= Charter of Grenoble =

The Charter of Grenoble is a founding document of the movement of student unionism. It was written by the National Union of Students of France, at the Congress of Grenoble in 1946.

== Text of the charter ==

Preamble

The representatives of French students, meeting in national Congress on 24 April 1946 in good form, conscious of their historic and epochal conditions:

Whereas the French Union establishes a new declaration of the rights of man and citizen,

Whereas it builds a statute of peace among nations,

Whereas the world of work and of youth sets loose the bases of an economic and social revolution to serve Man,

Affirming the will to participate in the unanimous effort of reconstruction,

Faithful to the traditional aims pursued by the young students of France when they were most conscious of their mission,

Faithful to the example of the best among them, dead in the struggle of the French people for their liberty,

Noting the obsolete character of the governing institutions,

Declare the wish to place themselves, as they have often in the course of our history, at the vanguard of the French youth, in defining freely with bases in their tasks and demands the following principles:

Article 1: The student is a young intellectual worker.

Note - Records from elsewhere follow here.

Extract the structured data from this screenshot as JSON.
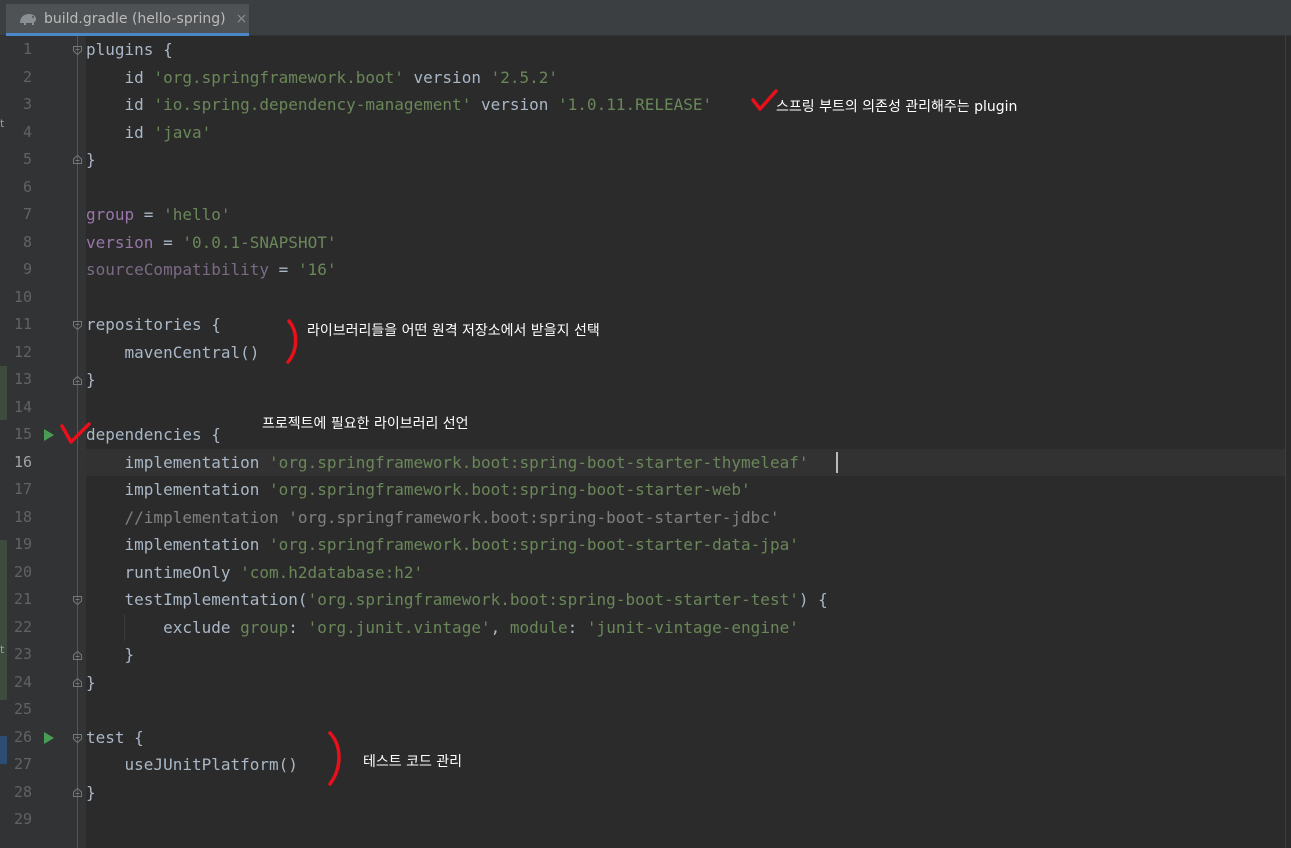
{
  "tab": {
    "title": "build.gradle (hello-spring)",
    "close": "×",
    "icon": "gradle-elephant-icon"
  },
  "edge_chars": [
    "t",
    "t"
  ],
  "current_line": 16,
  "lines": [
    {
      "n": "1"
    },
    {
      "n": "2"
    },
    {
      "n": "3"
    },
    {
      "n": "4"
    },
    {
      "n": "5"
    },
    {
      "n": "6"
    },
    {
      "n": "7"
    },
    {
      "n": "8"
    },
    {
      "n": "9"
    },
    {
      "n": "10"
    },
    {
      "n": "11"
    },
    {
      "n": "12"
    },
    {
      "n": "13"
    },
    {
      "n": "14"
    },
    {
      "n": "15"
    },
    {
      "n": "16"
    },
    {
      "n": "17"
    },
    {
      "n": "18"
    },
    {
      "n": "19"
    },
    {
      "n": "20"
    },
    {
      "n": "21"
    },
    {
      "n": "22"
    },
    {
      "n": "23"
    },
    {
      "n": "24"
    },
    {
      "n": "25"
    },
    {
      "n": "26"
    },
    {
      "n": "27"
    },
    {
      "n": "28"
    },
    {
      "n": "29"
    }
  ],
  "code": {
    "l1": "plugins {",
    "l2_a": "    id ",
    "l2_b": "'org.springframework.boot'",
    "l2_c": " version ",
    "l2_d": "'2.5.2'",
    "l3_a": "    id ",
    "l3_b": "'io.spring.dependency-management'",
    "l3_c": " version ",
    "l3_d": "'1.0.11.RELEASE'",
    "l4_a": "    id ",
    "l4_b": "'java'",
    "l5": "}",
    "l7_a": "group",
    "l7_b": " = ",
    "l7_c": "'hello'",
    "l8_a": "version",
    "l8_b": " = ",
    "l8_c": "'0.0.1-SNAPSHOT'",
    "l9_a": "sourceCompatibility",
    "l9_b": " = ",
    "l9_c": "'16'",
    "l11": "repositories {",
    "l12": "    mavenCentral()",
    "l13": "}",
    "l15": "dependencies {",
    "l16_a": "    implementation ",
    "l16_b": "'org.springframework.boot:spring-boot-starter-thymeleaf'",
    "l17_a": "    implementation ",
    "l17_b": "'org.springframework.boot:spring-boot-starter-web'",
    "l18": "    //implementation 'org.springframework.boot:spring-boot-starter-jdbc'",
    "l19_a": "    implementation ",
    "l19_b": "'org.springframework.boot:spring-boot-starter-data-jpa'",
    "l20_a": "    runtimeOnly ",
    "l20_b": "'com.h2database:h2'",
    "l21_a": "    testImplementation(",
    "l21_b": "'org.springframework.boot:spring-boot-starter-test'",
    "l21_c": ") {",
    "l22_a": "        exclude ",
    "l22_b": "group",
    "l22_c": ": ",
    "l22_d": "'org.junit.vintage'",
    "l22_e": ", ",
    "l22_f": "module",
    "l22_g": ": ",
    "l22_h": "'junit-vintage-engine'",
    "l23": "    }",
    "l24": "}",
    "l26": "test {",
    "l27": "    useJUnitPlatform()",
    "l28": "}"
  },
  "annotations": {
    "plugin_note": "스프링 부트의 의존성 관리해주는 plugin",
    "repo_note": "라이브러리들을 어떤 원격 저장소에서 받을지 선택",
    "deps_note": "프로젝트에 필요한 라이브러리 선언",
    "test_note": "테스트 코드 관리"
  },
  "colors": {
    "background": "#2b2b2b",
    "gutter": "#313335",
    "string": "#6a8759",
    "property": "#9876aa",
    "comment": "#808080",
    "text": "#a9b7c6",
    "run_icon": "#499c54",
    "annotation_mark": "#e8101a"
  }
}
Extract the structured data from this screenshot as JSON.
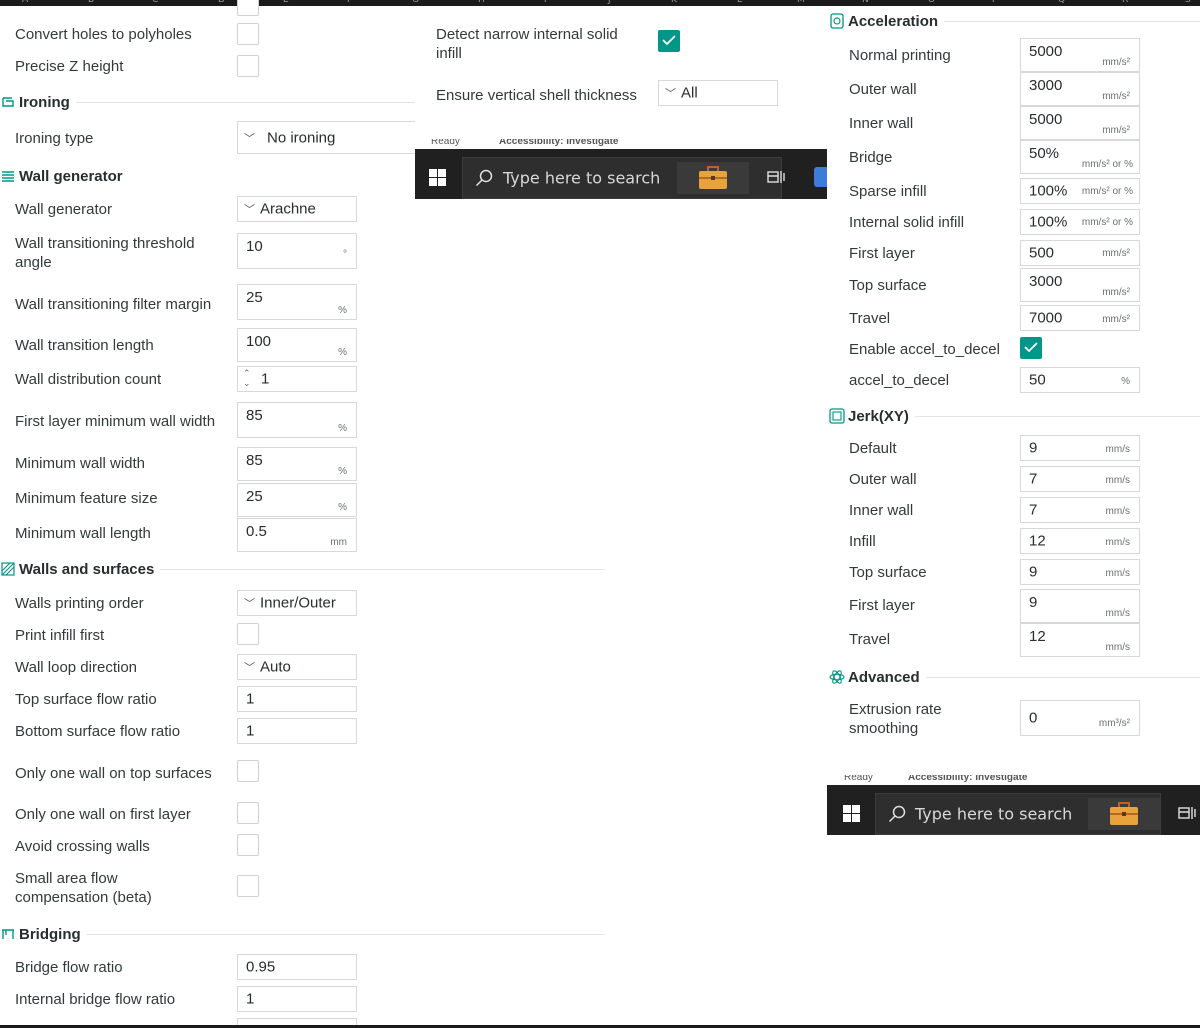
{
  "spreadsheet_columns": [
    "A",
    "B",
    "C",
    "D",
    "E",
    "F",
    "G",
    "H",
    "I",
    "J",
    "K",
    "L",
    "M",
    "N",
    "O",
    "P",
    "Q",
    "R",
    "S"
  ],
  "left_panel": {
    "top_rows": [
      {
        "label": "Convert holes to polyholes",
        "checked": false
      },
      {
        "label": "Precise Z height",
        "checked": false
      }
    ],
    "ironing": {
      "title": "Ironing",
      "icon": "ironing-icon",
      "type_label": "Ironing type",
      "type_value": "No ironing"
    },
    "wall_generator": {
      "title": "Wall generator",
      "icon": "wall-generator-icon",
      "rows": [
        {
          "label": "Wall generator",
          "value": "Arachne"
        },
        {
          "label": "Wall transitioning threshold angle",
          "value": "10",
          "unit": "°"
        },
        {
          "label": "Wall transitioning filter margin",
          "value": "25",
          "unit": "%"
        },
        {
          "label": "Wall transition length",
          "value": "100",
          "unit": "%"
        },
        {
          "label": "Wall distribution count",
          "value": "1"
        },
        {
          "label": "First layer minimum wall width",
          "value": "85",
          "unit": "%"
        },
        {
          "label": "Minimum wall width",
          "value": "85",
          "unit": "%"
        },
        {
          "label": "Minimum feature size",
          "value": "25",
          "unit": "%"
        },
        {
          "label": "Minimum wall length",
          "value": "0.5",
          "unit": "mm"
        }
      ]
    },
    "walls_surfaces": {
      "title": "Walls and surfaces",
      "icon": "walls-surfaces-icon",
      "rows": [
        {
          "label": "Walls printing order",
          "value": "Inner/Outer"
        },
        {
          "label": "Print infill first",
          "checked": false
        },
        {
          "label": "Wall loop direction",
          "value": "Auto"
        },
        {
          "label": "Top surface flow ratio",
          "value": "1"
        },
        {
          "label": "Bottom surface flow ratio",
          "value": "1"
        },
        {
          "label": "Only one wall on top surfaces",
          "checked": false
        },
        {
          "label": "Only one wall on first layer",
          "checked": false
        },
        {
          "label": "Avoid crossing walls",
          "checked": false
        },
        {
          "label": "Small area flow compensation (beta)",
          "checked": false
        }
      ]
    },
    "bridging": {
      "title": "Bridging",
      "icon": "bridging-icon",
      "rows": [
        {
          "label": "Bridge flow ratio",
          "value": "0.95"
        },
        {
          "label": "Internal bridge flow ratio",
          "value": "1"
        }
      ]
    }
  },
  "middle_panel": {
    "detect_label": "Detect narrow internal solid infill",
    "detect_checked": true,
    "ensure_label": "Ensure vertical shell thickness",
    "ensure_value": "All"
  },
  "right_panel": {
    "acceleration": {
      "title": "Acceleration",
      "icon": "acceleration-icon",
      "rows": [
        {
          "label": "Normal printing",
          "value": "5000",
          "unit": "mm/s²"
        },
        {
          "label": "Outer wall",
          "value": "3000",
          "unit": "mm/s²"
        },
        {
          "label": "Inner wall",
          "value": "5000",
          "unit": "mm/s²"
        },
        {
          "label": "Bridge",
          "value": "50%",
          "unit": "mm/s² or %"
        },
        {
          "label": "Sparse infill",
          "value": "100%",
          "unit": "mm/s² or %"
        },
        {
          "label": "Internal solid infill",
          "value": "100%",
          "unit": "mm/s² or %"
        },
        {
          "label": "First layer",
          "value": "500",
          "unit": "mm/s²"
        },
        {
          "label": "Top surface",
          "value": "3000",
          "unit": "mm/s²"
        },
        {
          "label": "Travel",
          "value": "7000",
          "unit": "mm/s²"
        },
        {
          "label": "Enable accel_to_decel",
          "checked": true
        },
        {
          "label": "accel_to_decel",
          "value": "50",
          "unit": "%"
        }
      ]
    },
    "jerk": {
      "title": "Jerk(XY)",
      "icon": "jerk-icon",
      "rows": [
        {
          "label": "Default",
          "value": "9",
          "unit": "mm/s"
        },
        {
          "label": "Outer wall",
          "value": "7",
          "unit": "mm/s"
        },
        {
          "label": "Inner wall",
          "value": "7",
          "unit": "mm/s"
        },
        {
          "label": "Infill",
          "value": "12",
          "unit": "mm/s"
        },
        {
          "label": "Top surface",
          "value": "9",
          "unit": "mm/s"
        },
        {
          "label": "First layer",
          "value": "9",
          "unit": "mm/s"
        },
        {
          "label": "Travel",
          "value": "12",
          "unit": "mm/s"
        }
      ]
    },
    "advanced": {
      "title": "Advanced",
      "icon": "advanced-icon",
      "rows": [
        {
          "label": "Extrusion rate smoothing",
          "value": "0",
          "unit": "mm³/s²"
        }
      ]
    }
  },
  "taskbar": {
    "status_ready": "Ready",
    "status_accessibility": "Accessibility: Investigate",
    "search_placeholder": "Type here to search",
    "start_icon": "windows-start-icon",
    "search_icon": "search-icon",
    "app_icon": "briefcase-icon",
    "taskview_icon": "task-view-icon"
  },
  "colors": {
    "accent": "#009688",
    "taskbar_bg": "#202020",
    "text": "#323a3c"
  }
}
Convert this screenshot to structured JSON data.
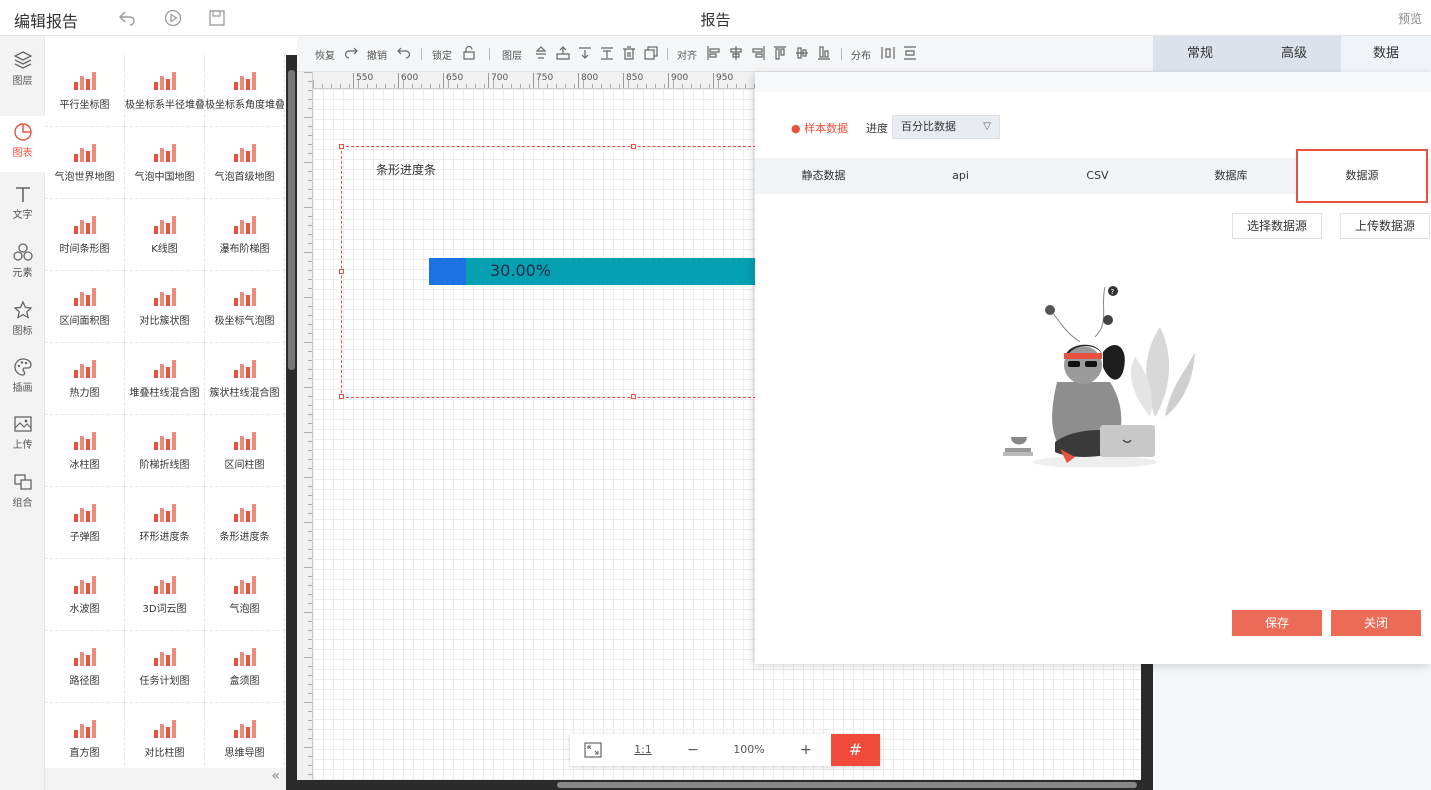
{
  "header": {
    "app_title": "编辑报告",
    "page_title": "报告",
    "preview": "预览"
  },
  "leftnav": [
    {
      "label": "图层",
      "icon": "layers-icon",
      "active": false
    },
    {
      "label": "图表",
      "icon": "chart-icon",
      "active": true
    },
    {
      "label": "文字",
      "icon": "text-icon",
      "active": false
    },
    {
      "label": "元素",
      "icon": "elements-icon",
      "active": false
    },
    {
      "label": "图标",
      "icon": "star-icon",
      "active": false
    },
    {
      "label": "插画",
      "icon": "palette-icon",
      "active": false
    },
    {
      "label": "上传",
      "icon": "upload-image-icon",
      "active": false
    },
    {
      "label": "组合",
      "icon": "group-icon",
      "active": false
    }
  ],
  "palette": [
    "平行坐标图",
    "极坐标系半径堆叠",
    "极坐标系角度堆叠",
    "气泡世界地图",
    "气泡中国地图",
    "气泡首级地图",
    "时间条形图",
    "K线图",
    "瀑布阶梯图",
    "区间面积图",
    "对比簇状图",
    "极坐标气泡图",
    "热力图",
    "堆叠柱线混合图",
    "簇状柱线混合图",
    "冰柱图",
    "阶梯折线图",
    "区间柱图",
    "子弹图",
    "环形进度条",
    "条形进度条",
    "水波图",
    "3D词云图",
    "气泡图",
    "路径图",
    "任务计划图",
    "盒须图",
    "直方图",
    "对比柱图",
    "思维导图"
  ],
  "toolbar": {
    "redo": "恢复",
    "undo": "撤销",
    "lock": "锁定",
    "layer": "图层",
    "align": "对齐",
    "distribute": "分布"
  },
  "ruler": {
    "ticks": [
      "550",
      "600",
      "650",
      "700",
      "750",
      "800",
      "850",
      "900",
      "950"
    ]
  },
  "widget": {
    "title": "条形进度条",
    "progress": 0.3,
    "progress_label": "30.00%"
  },
  "zoombar": {
    "ratio": "1:1",
    "minus": "−",
    "zoom": "100%",
    "plus": "+"
  },
  "right_tabs": [
    "常规",
    "高级",
    "数据"
  ],
  "data_dialog": {
    "sample_data": "样本数据",
    "progress_label": "进度",
    "progress_select": "百分比数据",
    "source_tabs": [
      "静态数据",
      "api",
      "CSV",
      "数据库",
      "数据源"
    ],
    "choose_source": "选择数据源",
    "upload_source": "上传数据源",
    "save": "保存",
    "close": "关闭"
  },
  "colors": {
    "accent": "#e8523f",
    "progress_fill": "#1a73e0",
    "progress_track": "#05a1b2",
    "button_red": "#ec6b57"
  }
}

Rights and duties of the student as a young person:

Article 2: As a young person the student has right to a particular social welfare, in the fields physique, intellectual and moral.

Article 3: As a young person the student has the duty to be integrated into the whole of world youth.

Rights and duties of the student as a worker:

Article 4: As a worker, the student has right to work and rest under the best conditions and material independence, as well personal as social, guaranteed by the free exercise of the trade-union rights.

Article 5: As a worker, the student has the duty to acquire the best technical skill.

Rights and duties of the student as an intellectual:

Article 6: As an intellectual, the student has the right to research of the truth and the freedom which is the condition first.

Article 7: As an intellectual, the student has the duty:To define, propagate and defend the truth, which implies the duty to make divide and progress the culture and to release the direction of the History. To defend freedom any oppression counters, which, for the intellectual, constitutes the most crowned mission.